Unincorporated Tulare County imposes no annual cap on short-term rental nights. With the STR ordinance rejected 3-2 on July 9, 2024, there is no limit on how many nights or days per year a property may be rented. The only day-count threshold in the code is a 15-day TOT registration trigger.
There is no annual night cap, day cap, or rental-frequency limit for short-term rentals in the Tulare County Ordinance Code. The countywide STR ordinance considered in 2024 was rejected by the Board of Supervisors on a 3-2 vote on July 9, 2024, so no maximum number of rented nights or days applies in the unincorporated county; a property may be rented year-round as far as STR-specific rules are concerned.
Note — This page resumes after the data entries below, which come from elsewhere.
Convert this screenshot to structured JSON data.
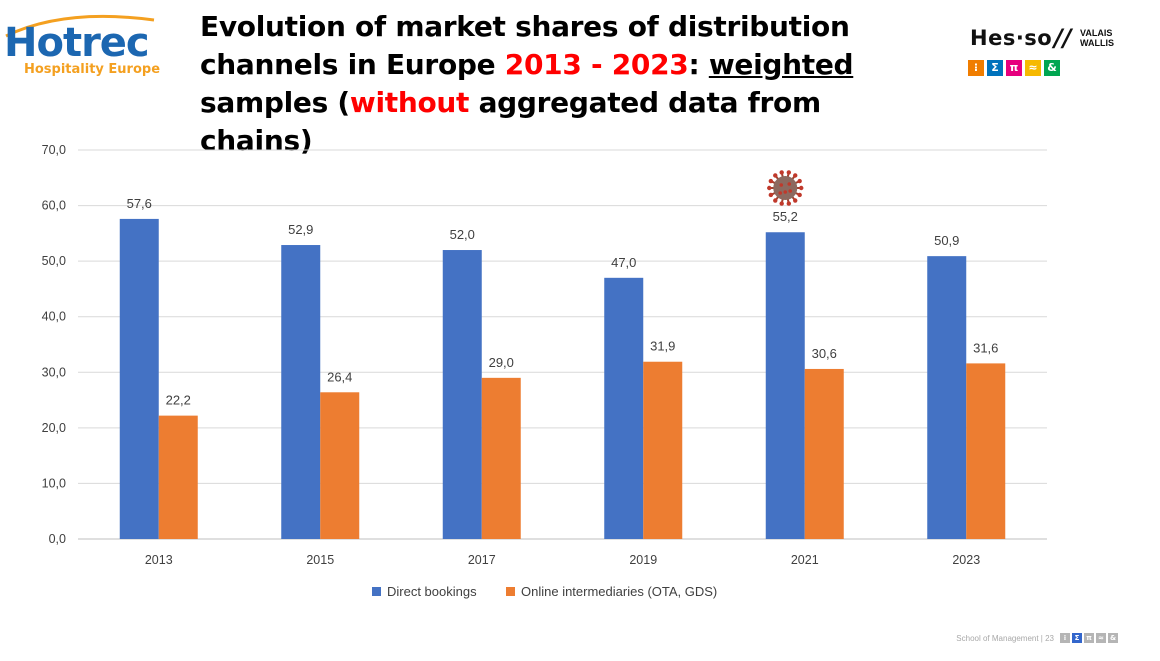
{
  "slide": {
    "title_parts": {
      "p1": "Evolution of market shares of distribution",
      "p2": "channels in Europe ",
      "p3_red": "2013 - 2023",
      "p4": ": ",
      "p5_underline": "weighted",
      "p6": "samples (",
      "p7_red": "without",
      "p8": " aggregated data from chains)"
    },
    "title_color_highlight": "#ff0000",
    "footer_text": "School of Management | 23"
  },
  "hotrec_logo": {
    "word": "Hotrec",
    "tagline": "Hospitality Europe",
    "color_primary": "#1c67b1",
    "color_secondary": "#f4a020"
  },
  "hesso_logo": {
    "word": "Hes·so",
    "slash": "//",
    "region_line1": "VALAIS",
    "region_line2": "WALLIS",
    "squares": [
      {
        "glyph": "⁝",
        "color": "#f07d00"
      },
      {
        "glyph": "Σ",
        "color": "#0072bc"
      },
      {
        "glyph": "π",
        "color": "#e6007e"
      },
      {
        "glyph": "≈",
        "color": "#f6b900"
      },
      {
        "glyph": "&",
        "color": "#00a651"
      }
    ],
    "footer_squares_colors": [
      "#b5b5b5",
      "#3366cc",
      "#b5b5b5",
      "#b5b5b5",
      "#b5b5b5"
    ]
  },
  "chart_data": {
    "type": "bar",
    "title": "",
    "xlabel": "",
    "ylabel": "",
    "categories": [
      "2013",
      "2015",
      "2017",
      "2019",
      "2021",
      "2023"
    ],
    "series": [
      {
        "name": "Direct bookings",
        "color": "#4472c4",
        "values": [
          57.6,
          52.9,
          52.0,
          47.0,
          55.2,
          50.9
        ],
        "labels": [
          "57,6",
          "52,9",
          "52,0",
          "47,0",
          "55,2",
          "50,9"
        ]
      },
      {
        "name": "Online intermediaries (OTA, GDS)",
        "color": "#ed7d31",
        "values": [
          22.2,
          26.4,
          29.0,
          31.9,
          30.6,
          31.6
        ],
        "labels": [
          "22,2",
          "26,4",
          "29,0",
          "31,9",
          "30,6",
          "31,6"
        ]
      }
    ],
    "ylim": [
      0,
      70
    ],
    "yticks": [
      0,
      10,
      20,
      30,
      40,
      50,
      60,
      70
    ],
    "ytick_labels": [
      "0,0",
      "10,0",
      "20,0",
      "30,0",
      "40,0",
      "50,0",
      "60,0",
      "70,0"
    ],
    "grid": true,
    "legend_position": "bottom",
    "annotation": {
      "category": "2021",
      "icon": "coronavirus-icon"
    }
  }
}
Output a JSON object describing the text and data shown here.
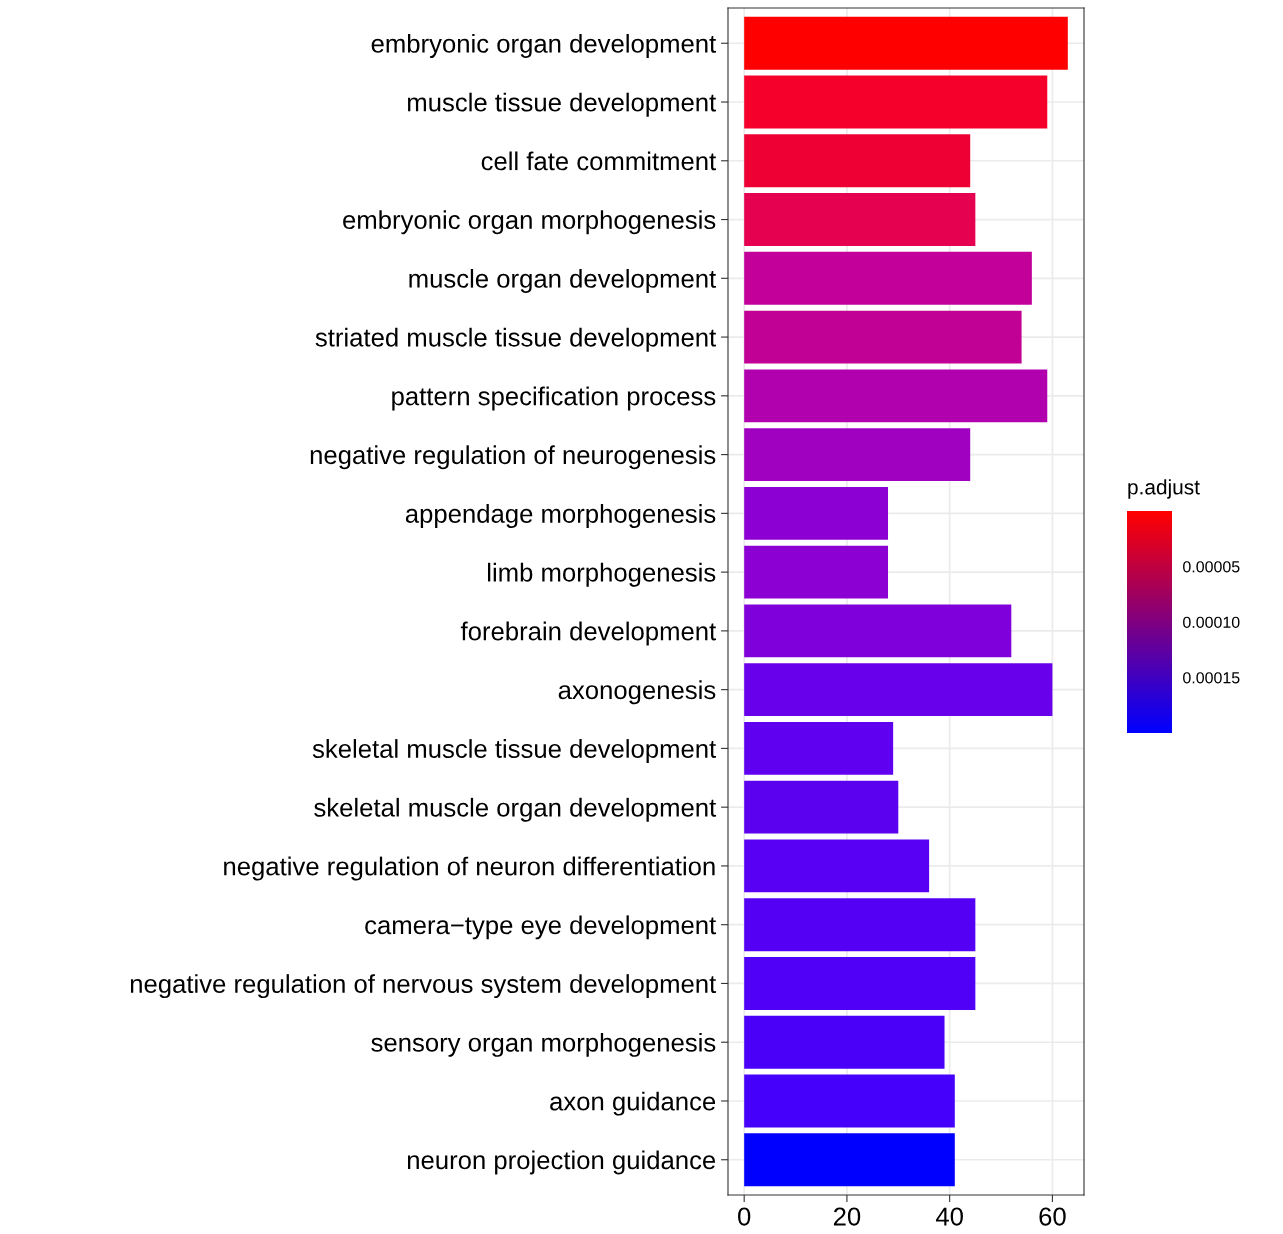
{
  "chart_data": {
    "type": "bar",
    "orientation": "horizontal",
    "categories": [
      "embryonic organ development",
      "muscle tissue development",
      "cell fate commitment",
      "embryonic organ morphogenesis",
      "muscle organ development",
      "striated muscle tissue development",
      "pattern specification process",
      "negative regulation of neurogenesis",
      "appendage morphogenesis",
      "limb morphogenesis",
      "forebrain development",
      "axonogenesis",
      "skeletal muscle tissue development",
      "skeletal muscle organ development",
      "negative regulation of neuron differentiation",
      "camera−type eye development",
      "negative regulation of nervous system development",
      "sensory organ morphogenesis",
      "axon guidance",
      "neuron projection guidance"
    ],
    "values": [
      63,
      59,
      44,
      45,
      56,
      54,
      59,
      44,
      28,
      28,
      52,
      60,
      29,
      30,
      36,
      45,
      45,
      39,
      41,
      41
    ],
    "colors": [
      "#ff0000",
      "#f5002a",
      "#ee0035",
      "#e50050",
      "#c4009a",
      "#c10095",
      "#b100ae",
      "#a000c0",
      "#8c00d4",
      "#8c00d4",
      "#8000dc",
      "#6800ec",
      "#6000f0",
      "#5c00f0",
      "#5800f4",
      "#5400f4",
      "#5000f6",
      "#4a00f8",
      "#4400fa",
      "#0000ff"
    ],
    "xlim": [
      -3.15,
      66.15
    ],
    "xticks": [
      0,
      20,
      40,
      60
    ],
    "grid": true,
    "clabel": "p.adjust",
    "clim": [
      0.0002,
      0.0
    ],
    "cticks": [
      {
        "value": 5e-05,
        "label": "0.00005"
      },
      {
        "value": 0.0001,
        "label": "0.00010"
      },
      {
        "value": 0.00015,
        "label": "0.00015"
      }
    ]
  }
}
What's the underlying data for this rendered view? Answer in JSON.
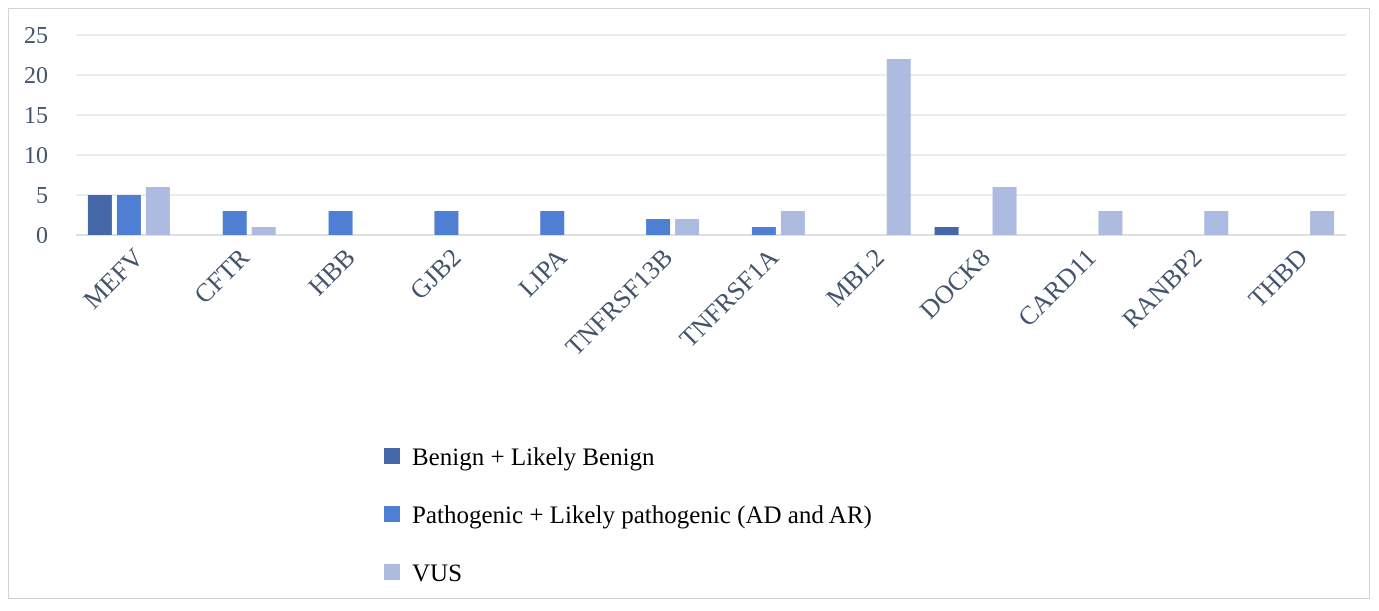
{
  "chart_data": {
    "type": "bar",
    "categories": [
      "MEFV",
      "CFTR",
      "HBB",
      "GJB2",
      "LIPA",
      "TNFRSF13B",
      "TNFRSF1A",
      "MBL2",
      "DOCK8",
      "CARD11",
      "RANBP2",
      "THBD"
    ],
    "series": [
      {
        "name": "Benign + Likely Benign",
        "color": "#4467a8",
        "values": [
          5,
          0,
          0,
          0,
          0,
          0,
          0,
          0,
          1,
          0,
          0,
          0
        ]
      },
      {
        "name": "Pathogenic + Likely pathogenic (AD and AR)",
        "color": "#4f7fd2",
        "values": [
          5,
          3,
          3,
          3,
          3,
          2,
          1,
          0,
          0,
          0,
          0,
          0
        ]
      },
      {
        "name": "VUS",
        "color": "#aebbe0",
        "values": [
          6,
          1,
          0,
          0,
          0,
          2,
          3,
          22,
          6,
          3,
          3,
          3
        ]
      }
    ],
    "yticks": [
      0,
      5,
      10,
      15,
      20,
      25
    ],
    "ylim": [
      0,
      25
    ],
    "grid": true,
    "legend_position": "bottom"
  }
}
The only day-count figures that appear in the relevant code are in the Transient Occupancy Tax Law and are not caps. First, a 'transient' is someone occupying for 30 consecutive calendar days or less (Tulare County Code section 1-05-1355); stays longer than 30 consecutive days fall outside the tax. Second, the code's definition of 'occasionally and incidentally' is a period of fewer than 15 days total during the calendar year, which functions as a low-volume threshold in the tax framework rather than as a ceiling on rentals. Neither figure limits how often a host may rent. Operators in high-demand areas like Three Rivers near Sequoia National Park can therefore operate without an annual-night limit, subject only to the 10% TOT and to general zoning and nuisance rules.
There is no night-cap violation because no cap exists. Operators remain responsible for collecting and remitting TOT on all qualifying stays; failure to do so leads to penalties, interest, and a recorded tax lien.